La couronne de feu
Les gardes s’y sont opposés. Un chariot recouvert d’une bâche de cuir l’attend sous la tour des Deux-Écus, attelé d’un couple de boeufs, avec une escorte d’une douzaine d’archers en tenue de parade. Massieu monte avec elle et lui prend la main.
Le cimetière, que l’on appelle l’ aître de Saint-Ouen, entoure l’église au porche monumental, au clocher carré, à la fois massif et délicat. Il est bordé de jardins, d’immeubles bas dont certains abritent des galeries semblables à celles des cloîtres, au fronton desquelles courent des images de danse macabre aux couleurs passées.
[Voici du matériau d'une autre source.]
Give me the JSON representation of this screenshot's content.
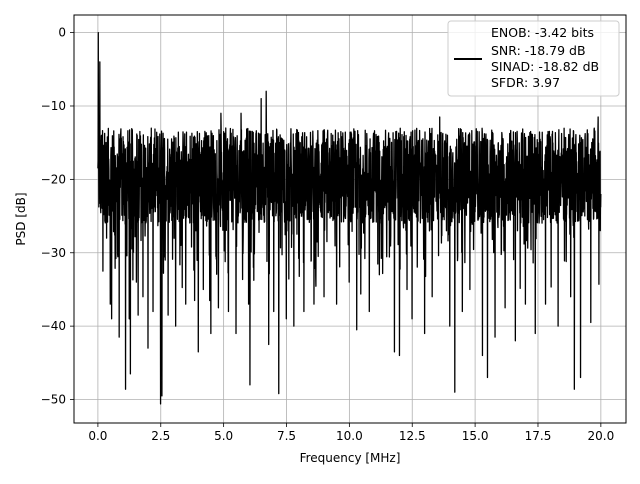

Des volées d’enfants passent en rafale autour d’une haute croix de pierre à laquelle pend un écriteau portant en caractères maladroitement dessinés une formule mystérieuse : Post tembras spero lucem .
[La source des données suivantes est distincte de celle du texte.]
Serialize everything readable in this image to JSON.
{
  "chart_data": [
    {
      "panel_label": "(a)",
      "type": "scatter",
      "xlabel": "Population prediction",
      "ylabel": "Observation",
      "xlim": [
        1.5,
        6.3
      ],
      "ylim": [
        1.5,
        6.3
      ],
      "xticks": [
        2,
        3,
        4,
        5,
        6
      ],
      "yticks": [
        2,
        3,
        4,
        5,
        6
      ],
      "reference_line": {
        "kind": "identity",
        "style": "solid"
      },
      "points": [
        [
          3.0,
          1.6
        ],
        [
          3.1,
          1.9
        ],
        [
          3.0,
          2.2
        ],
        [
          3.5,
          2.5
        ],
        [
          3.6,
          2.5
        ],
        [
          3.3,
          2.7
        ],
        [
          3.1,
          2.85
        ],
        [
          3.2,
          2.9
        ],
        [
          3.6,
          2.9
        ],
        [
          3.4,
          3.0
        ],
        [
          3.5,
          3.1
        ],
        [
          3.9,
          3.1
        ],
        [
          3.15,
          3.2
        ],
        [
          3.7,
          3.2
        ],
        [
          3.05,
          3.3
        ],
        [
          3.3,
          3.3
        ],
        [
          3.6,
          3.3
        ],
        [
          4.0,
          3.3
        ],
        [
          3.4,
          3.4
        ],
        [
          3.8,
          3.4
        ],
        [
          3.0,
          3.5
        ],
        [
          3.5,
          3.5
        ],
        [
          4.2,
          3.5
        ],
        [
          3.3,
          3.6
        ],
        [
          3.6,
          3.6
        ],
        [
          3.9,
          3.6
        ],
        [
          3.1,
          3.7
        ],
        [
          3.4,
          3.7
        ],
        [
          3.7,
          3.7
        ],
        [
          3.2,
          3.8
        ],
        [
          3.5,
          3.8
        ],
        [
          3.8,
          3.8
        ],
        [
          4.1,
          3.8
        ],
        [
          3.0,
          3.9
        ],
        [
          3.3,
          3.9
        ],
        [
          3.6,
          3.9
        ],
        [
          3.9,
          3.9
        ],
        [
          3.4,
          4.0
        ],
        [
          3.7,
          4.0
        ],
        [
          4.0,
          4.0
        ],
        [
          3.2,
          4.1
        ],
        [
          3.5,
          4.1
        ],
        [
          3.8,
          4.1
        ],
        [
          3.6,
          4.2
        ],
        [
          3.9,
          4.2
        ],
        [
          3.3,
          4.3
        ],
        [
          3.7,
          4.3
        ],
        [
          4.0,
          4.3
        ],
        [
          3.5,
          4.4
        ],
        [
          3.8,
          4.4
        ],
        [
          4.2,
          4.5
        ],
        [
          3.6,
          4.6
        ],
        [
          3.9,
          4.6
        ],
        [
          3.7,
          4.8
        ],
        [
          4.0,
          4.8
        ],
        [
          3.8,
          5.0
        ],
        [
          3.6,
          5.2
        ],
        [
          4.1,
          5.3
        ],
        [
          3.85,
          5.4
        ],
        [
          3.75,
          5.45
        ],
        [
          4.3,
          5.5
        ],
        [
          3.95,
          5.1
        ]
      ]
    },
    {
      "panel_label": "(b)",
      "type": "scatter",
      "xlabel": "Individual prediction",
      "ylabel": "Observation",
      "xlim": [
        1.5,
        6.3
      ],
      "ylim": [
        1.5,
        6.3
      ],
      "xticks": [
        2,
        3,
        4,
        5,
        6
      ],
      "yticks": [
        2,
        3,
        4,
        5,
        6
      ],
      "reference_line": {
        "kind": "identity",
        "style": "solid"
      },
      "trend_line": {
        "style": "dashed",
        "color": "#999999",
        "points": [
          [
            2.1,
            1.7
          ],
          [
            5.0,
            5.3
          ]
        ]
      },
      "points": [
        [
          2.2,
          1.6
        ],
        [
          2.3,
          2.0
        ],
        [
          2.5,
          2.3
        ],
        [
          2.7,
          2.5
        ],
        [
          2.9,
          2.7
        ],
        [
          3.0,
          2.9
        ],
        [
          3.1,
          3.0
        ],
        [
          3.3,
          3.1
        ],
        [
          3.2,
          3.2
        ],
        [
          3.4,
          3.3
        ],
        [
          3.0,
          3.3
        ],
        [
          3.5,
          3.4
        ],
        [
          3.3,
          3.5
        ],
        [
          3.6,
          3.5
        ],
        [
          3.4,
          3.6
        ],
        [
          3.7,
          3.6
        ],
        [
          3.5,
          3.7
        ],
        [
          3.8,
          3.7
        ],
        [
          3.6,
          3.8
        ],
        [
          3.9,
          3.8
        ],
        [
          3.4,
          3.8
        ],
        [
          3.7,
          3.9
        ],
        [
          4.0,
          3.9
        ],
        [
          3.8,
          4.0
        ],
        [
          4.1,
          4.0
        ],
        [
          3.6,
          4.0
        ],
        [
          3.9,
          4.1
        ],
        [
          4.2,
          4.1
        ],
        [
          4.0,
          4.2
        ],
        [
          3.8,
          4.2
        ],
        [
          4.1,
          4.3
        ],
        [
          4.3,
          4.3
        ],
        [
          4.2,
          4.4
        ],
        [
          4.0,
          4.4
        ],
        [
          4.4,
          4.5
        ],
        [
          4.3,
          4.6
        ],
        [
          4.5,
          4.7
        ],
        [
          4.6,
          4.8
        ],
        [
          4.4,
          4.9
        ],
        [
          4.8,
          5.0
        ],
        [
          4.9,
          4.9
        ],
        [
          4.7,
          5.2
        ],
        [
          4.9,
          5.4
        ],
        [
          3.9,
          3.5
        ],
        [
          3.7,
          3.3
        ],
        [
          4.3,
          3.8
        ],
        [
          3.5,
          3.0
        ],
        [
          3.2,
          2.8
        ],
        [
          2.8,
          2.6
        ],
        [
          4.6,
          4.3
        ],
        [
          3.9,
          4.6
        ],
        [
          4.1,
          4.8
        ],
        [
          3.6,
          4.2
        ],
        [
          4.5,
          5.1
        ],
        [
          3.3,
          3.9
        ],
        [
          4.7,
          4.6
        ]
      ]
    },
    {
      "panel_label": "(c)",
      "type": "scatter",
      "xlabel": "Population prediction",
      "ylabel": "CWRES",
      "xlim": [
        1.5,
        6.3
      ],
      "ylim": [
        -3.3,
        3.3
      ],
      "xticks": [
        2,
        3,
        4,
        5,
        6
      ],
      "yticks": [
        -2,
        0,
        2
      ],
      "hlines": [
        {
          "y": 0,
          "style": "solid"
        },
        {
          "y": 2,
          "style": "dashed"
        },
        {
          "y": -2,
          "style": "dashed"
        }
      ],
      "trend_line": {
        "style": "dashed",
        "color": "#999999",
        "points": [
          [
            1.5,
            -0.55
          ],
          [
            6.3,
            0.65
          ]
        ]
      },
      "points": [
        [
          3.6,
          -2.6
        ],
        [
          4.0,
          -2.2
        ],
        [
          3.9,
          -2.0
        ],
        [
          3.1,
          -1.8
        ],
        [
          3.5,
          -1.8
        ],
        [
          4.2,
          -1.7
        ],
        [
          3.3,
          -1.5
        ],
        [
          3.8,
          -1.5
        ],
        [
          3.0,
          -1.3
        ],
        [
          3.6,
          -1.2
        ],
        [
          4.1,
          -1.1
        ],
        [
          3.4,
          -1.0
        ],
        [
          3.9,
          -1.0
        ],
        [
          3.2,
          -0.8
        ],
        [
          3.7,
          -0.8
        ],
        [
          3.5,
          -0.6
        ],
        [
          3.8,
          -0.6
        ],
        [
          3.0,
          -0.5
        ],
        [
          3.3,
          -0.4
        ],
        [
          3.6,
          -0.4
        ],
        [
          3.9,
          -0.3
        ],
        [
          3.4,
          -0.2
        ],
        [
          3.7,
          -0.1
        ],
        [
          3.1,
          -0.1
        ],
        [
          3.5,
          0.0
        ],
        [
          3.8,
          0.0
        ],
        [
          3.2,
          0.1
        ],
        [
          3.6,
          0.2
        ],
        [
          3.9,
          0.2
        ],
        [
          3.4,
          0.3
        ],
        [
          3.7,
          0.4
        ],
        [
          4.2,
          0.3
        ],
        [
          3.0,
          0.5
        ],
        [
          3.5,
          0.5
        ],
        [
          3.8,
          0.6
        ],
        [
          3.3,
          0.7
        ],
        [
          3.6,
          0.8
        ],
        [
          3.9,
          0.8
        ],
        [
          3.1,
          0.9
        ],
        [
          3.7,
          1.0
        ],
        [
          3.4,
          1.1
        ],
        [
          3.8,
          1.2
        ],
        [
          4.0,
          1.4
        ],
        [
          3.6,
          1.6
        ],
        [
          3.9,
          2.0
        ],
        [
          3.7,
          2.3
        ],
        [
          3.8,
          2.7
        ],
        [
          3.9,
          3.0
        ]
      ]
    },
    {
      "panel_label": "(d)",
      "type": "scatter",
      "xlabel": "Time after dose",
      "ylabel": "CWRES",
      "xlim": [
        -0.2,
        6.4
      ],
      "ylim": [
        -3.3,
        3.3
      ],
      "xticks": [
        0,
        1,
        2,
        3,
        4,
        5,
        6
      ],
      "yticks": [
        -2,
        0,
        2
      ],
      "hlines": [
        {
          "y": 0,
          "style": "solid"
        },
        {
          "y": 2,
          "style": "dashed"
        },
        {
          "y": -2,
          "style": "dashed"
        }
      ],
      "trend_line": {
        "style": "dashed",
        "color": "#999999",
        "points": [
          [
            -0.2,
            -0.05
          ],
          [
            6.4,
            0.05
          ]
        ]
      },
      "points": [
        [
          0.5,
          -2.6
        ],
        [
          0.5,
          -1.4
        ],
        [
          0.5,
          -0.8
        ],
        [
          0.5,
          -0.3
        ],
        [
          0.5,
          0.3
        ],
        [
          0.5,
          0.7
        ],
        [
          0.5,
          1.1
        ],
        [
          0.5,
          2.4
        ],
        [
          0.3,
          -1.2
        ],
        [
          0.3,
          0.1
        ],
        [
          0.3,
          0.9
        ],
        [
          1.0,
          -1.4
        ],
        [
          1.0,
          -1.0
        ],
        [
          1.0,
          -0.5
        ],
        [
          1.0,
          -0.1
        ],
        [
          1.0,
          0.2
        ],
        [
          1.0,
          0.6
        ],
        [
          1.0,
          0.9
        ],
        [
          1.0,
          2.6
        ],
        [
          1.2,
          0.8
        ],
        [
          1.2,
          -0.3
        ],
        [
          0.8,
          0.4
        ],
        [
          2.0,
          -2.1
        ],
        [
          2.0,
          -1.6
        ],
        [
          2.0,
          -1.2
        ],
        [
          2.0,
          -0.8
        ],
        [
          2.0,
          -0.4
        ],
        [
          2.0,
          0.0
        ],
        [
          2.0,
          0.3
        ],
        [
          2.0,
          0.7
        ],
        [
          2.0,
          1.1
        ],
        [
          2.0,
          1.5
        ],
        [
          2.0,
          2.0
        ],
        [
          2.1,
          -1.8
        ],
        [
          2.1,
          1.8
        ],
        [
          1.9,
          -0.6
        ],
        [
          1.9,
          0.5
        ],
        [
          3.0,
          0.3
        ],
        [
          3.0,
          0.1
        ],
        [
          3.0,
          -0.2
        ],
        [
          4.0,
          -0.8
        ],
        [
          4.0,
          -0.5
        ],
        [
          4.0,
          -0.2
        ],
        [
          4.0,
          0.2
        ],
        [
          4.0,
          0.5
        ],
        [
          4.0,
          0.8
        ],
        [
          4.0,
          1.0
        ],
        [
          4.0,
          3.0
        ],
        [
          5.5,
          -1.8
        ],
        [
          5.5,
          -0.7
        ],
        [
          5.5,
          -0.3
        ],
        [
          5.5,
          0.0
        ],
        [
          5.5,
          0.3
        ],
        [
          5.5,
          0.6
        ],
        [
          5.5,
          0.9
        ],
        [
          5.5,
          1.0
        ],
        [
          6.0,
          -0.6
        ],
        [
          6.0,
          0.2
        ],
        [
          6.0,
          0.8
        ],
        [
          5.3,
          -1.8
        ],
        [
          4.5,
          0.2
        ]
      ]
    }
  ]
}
Deux chapiteaux ont été dressés sur cet espace libre : le plus grand accueillera le tribunal et les notables ; le plus petit est destiné à Jeanne.
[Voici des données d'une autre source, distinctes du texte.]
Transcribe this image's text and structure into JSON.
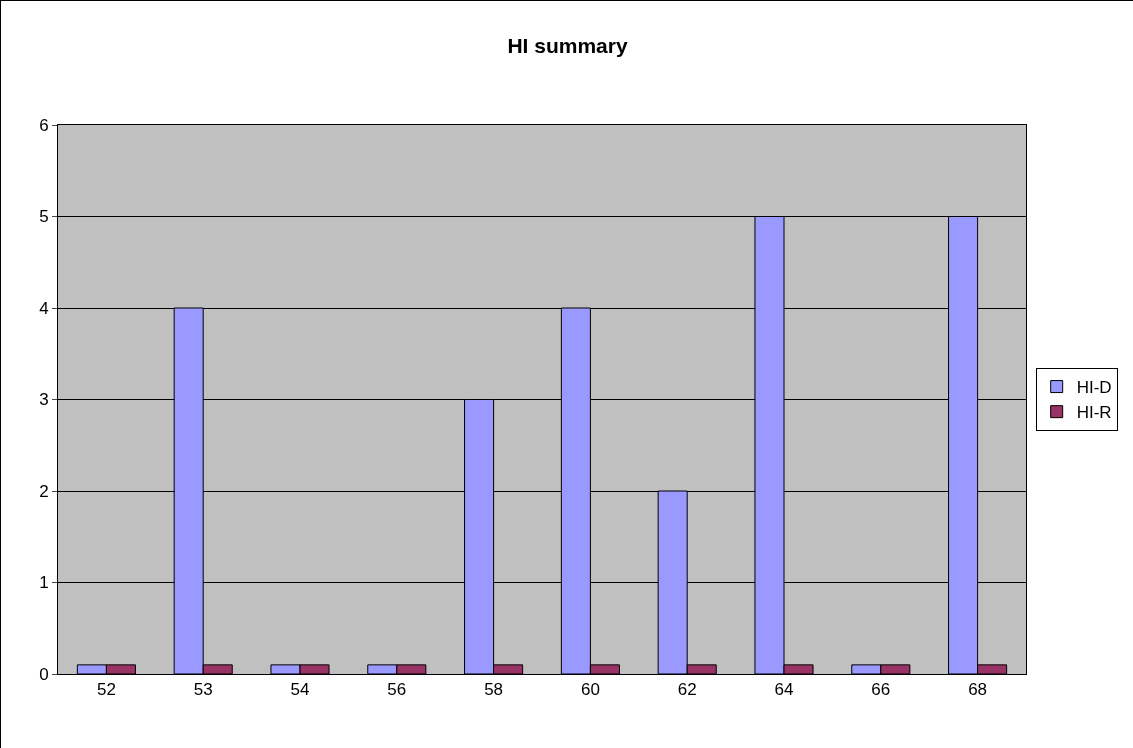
{
  "chart_data": {
    "type": "bar",
    "title": "HI summary",
    "categories": [
      "52",
      "53",
      "54",
      "56",
      "58",
      "60",
      "62",
      "64",
      "66",
      "68"
    ],
    "series": [
      {
        "name": "HI-D",
        "color": "#9999ff",
        "values": [
          0.1,
          4,
          0.1,
          0.1,
          3,
          4,
          2,
          5,
          0.1,
          5
        ]
      },
      {
        "name": "HI-R",
        "color": "#993366",
        "values": [
          0.1,
          0.1,
          0.1,
          0.1,
          0.1,
          0.1,
          0.1,
          0.1,
          0.1,
          0.1
        ]
      }
    ],
    "ylim": [
      0,
      6
    ],
    "yticks": [
      0,
      1,
      2,
      3,
      4,
      5,
      6
    ],
    "grid": "y",
    "legend": "right"
  }
}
– C’est en cet endroit, lui dit Massieu, que se tiennent les foires et les marchés et qu’ont lieu les admonitions qui préparent au billot ou au bûcher.
Jeanne a sursauté en apercevant, au fond de la place, bien en évidence malgré tout, le bourreau et son aide assis sur le banc d’un chariot.
La foule était déjà dense lorsqu’un cordon d’archers s’est rangé le long des barrières de bois qui limitent l’ aître . Au milieu d’elles figurent quelques autres soldats dont on devine la présence à des casques et à des lances.
Lorsqu’on a fait descendre Jeanne de son chariot, un murmure profond a passé sur la foule, avec des insultes et des menaces que nul n’a repris et qui sont retombées comme des pierres dans le silence d’une citerne. Lorsque les voitures transportant les autorités se sont rangées devant l’entrée du cimetière, la rumeur s’est amplifiée, mêlée à quelques vivats vite étouffés.
C’est à Guillaume Érard, ancien professeur de théologie à l’Université, chanoine de Beauvais et de Langres, qu’est revenu le triste privilège de proposer à la prisonnière une ultime admonition. Massieu glisse à l’oreille de Jeanne :
– Ce religieux s’est donné aux Anglais depuis longtemps mais il a failli refuser cette tâche car il juge que ce procès a été mal engagé.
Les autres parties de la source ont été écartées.